公子邈收回视线:“不让陈三愿参加我们社团。”
“有何过分?等到三月份开学,你就成了社长,到时候还不得一手遮天?我这是善意提醒,以免他误入歧途。”
李乘歌感到口渴,侧过脸咳嗽了几声。
“你还真是关心他。”
公子邈的话如毒蛇般钻进李乘歌的耳朵,他皱眉道:“你是不是欠揍?”
公子邈扬唇一笑,指着头上的簪子道:“我可从不趁人之危,我有法器,你没有。”
李乘歌骂了句傻逼,一低头才发现,手腕上空空如也。
“李嘉航的父亲是江宿省副省长,靳雯是他手下的兵,所以奉劝你,少和他打交道。”公子邈认真起来。
“副省长又如何?不过是生死簿上一笔的事。”
李乘歌虽然嘴上这么说,可绝不会那么做。
天道降下的天罚并非儿戏,多来几道天雷,他是真的会被劈死的。
“对你来说不足挂齿,可别忘了,城门失火,殃及池鱼。”公子邈先一步迈上楼梯,回头笑道,“今天早上,我可是看到陈三愿背着两个书包上的学,那个挂着咖啡杯挂件的挎包,是你的吧?”

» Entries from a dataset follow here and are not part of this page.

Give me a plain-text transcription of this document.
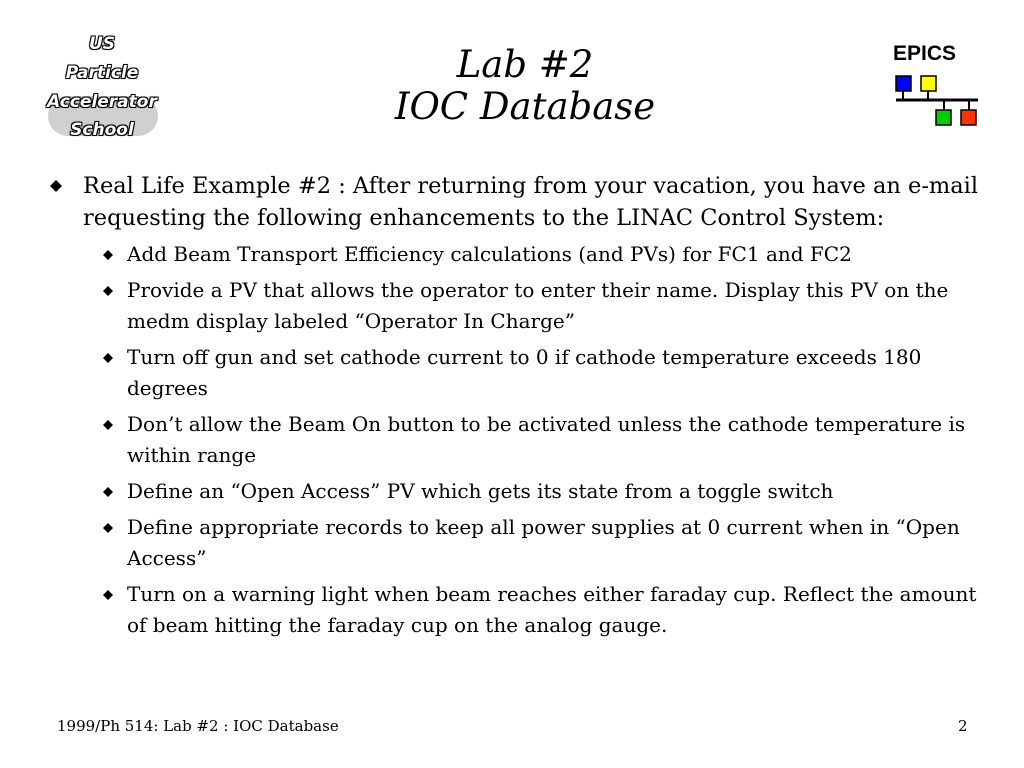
US
Particle
Accelerator
School
Lab #2
IOC Database
EPICS
Real Life Example #2 : After returning from your vacation, you have an e-mail requesting the following enhancements to the LINAC Control System:
Add Beam Transport Efficiency calculations (and PVs) for FC1 and FC2
Provide a PV that allows the operator to enter their name. Display this PV on the medm display labeled “Operator In Charge”
Turn off gun and set cathode current to 0 if cathode temperature exceeds 180 degrees
Don’t allow the Beam On button to be activated unless the cathode temperature is within range
Define an “Open Access” PV which gets its state from a toggle switch
Define appropriate records to keep all power supplies at 0 current when in “Open Access”
Turn on a warning light when beam reaches either faraday cup. Reflect the amount of beam hitting the faraday cup on the analog gauge.
1999/Ph 514: Lab #2 : IOC Database	2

李乘歌右手紧握,目露杀意:“上次在巴储家里,我就应该把你的眼睛挖出来。”
公子邈无所谓地耸耸肩,转过身悠悠道:“李乘歌呀李乘歌,你还真是一如既往地会使唤人。”
李乘歌追着公子邈冲上三楼,差点和准备去办公室的陈三愿撞到一起。
“抱歉……”
“啊……”
两人大眼对小眼,陈三愿连忙蹲下去,把登记表捡起来给李乘歌看。
泥塑社。
还算听话。
李乘歌忽觉不对,这怎么好像真是在养狗呢?
不过……
陈三愿这样一脸期待地冲着他笑,还真是有点……
太让人误会了。
往旁边一看,公子邈果然没走,笑得跟发.春了一样。
李乘歌将登记表翻转,还给陈三愿,道:“夏天也是泥塑社的,下第一节课你跟着他就行。”
[嗯嗯,那我去交表啦。]
“去吧,跟我说做什么?”李乘歌扭过头。
陈三愿不好意思地挠挠头。
[习惯了,我会改的。]
“老大,你能看得懂手语啊?”
肖扬他们回来了。
李乘歌心脏一颤,拿过可乐道:“猜的。”
“某人可真是不诚实啊,当心鼻子变~长~”公子邈扇着扇子,眼里大有深意。
“他说什么呢?”肖扬疑惑道。
李乘歌压着火气道:“发癫罢了。”
“哦,我看陈三愿好像拿着张纸,是社团登记表吗?”
“嗯。”李乘歌呵了口气,又抬头看向夏天,“你要多个玩泥巴的好朋友了。”
夏天惊喜万分:“他选了泥塑社啊?太好了,终于有个同班的了。”
“陈三愿肯定比你学得快。”肖扬笑笑。
“那我也服气嘛,我这人就是急性子。”夏天嘿嘿一笑,“对了李乘歌,刚才我们路过主任办公室,你猜谁在里面?”
李乘歌故意道:“公子邈。”
前面的公子邈一脸怨气地瞅着他,夏天他们则捂着嘴憋笑。
“哈哈哈……是周凯,哈哈哈……因为带手机来教室被抓了。”王子寒边笑边说道。
“哦?那得回家休几天了吧?还能喜提一个处分。”李乘歌冷哼一声。
“不知道,我看校长也在,估计是他爸出面了。”
他爸?
暴发户一个,不过这几年的房地产生意做得风生水起,倒真有几个臭钱。
随巴储处理吧,无需他费心。
眼看陈三愿出来,李乘歌的腿也动了。
“我祝他爸成功吧。”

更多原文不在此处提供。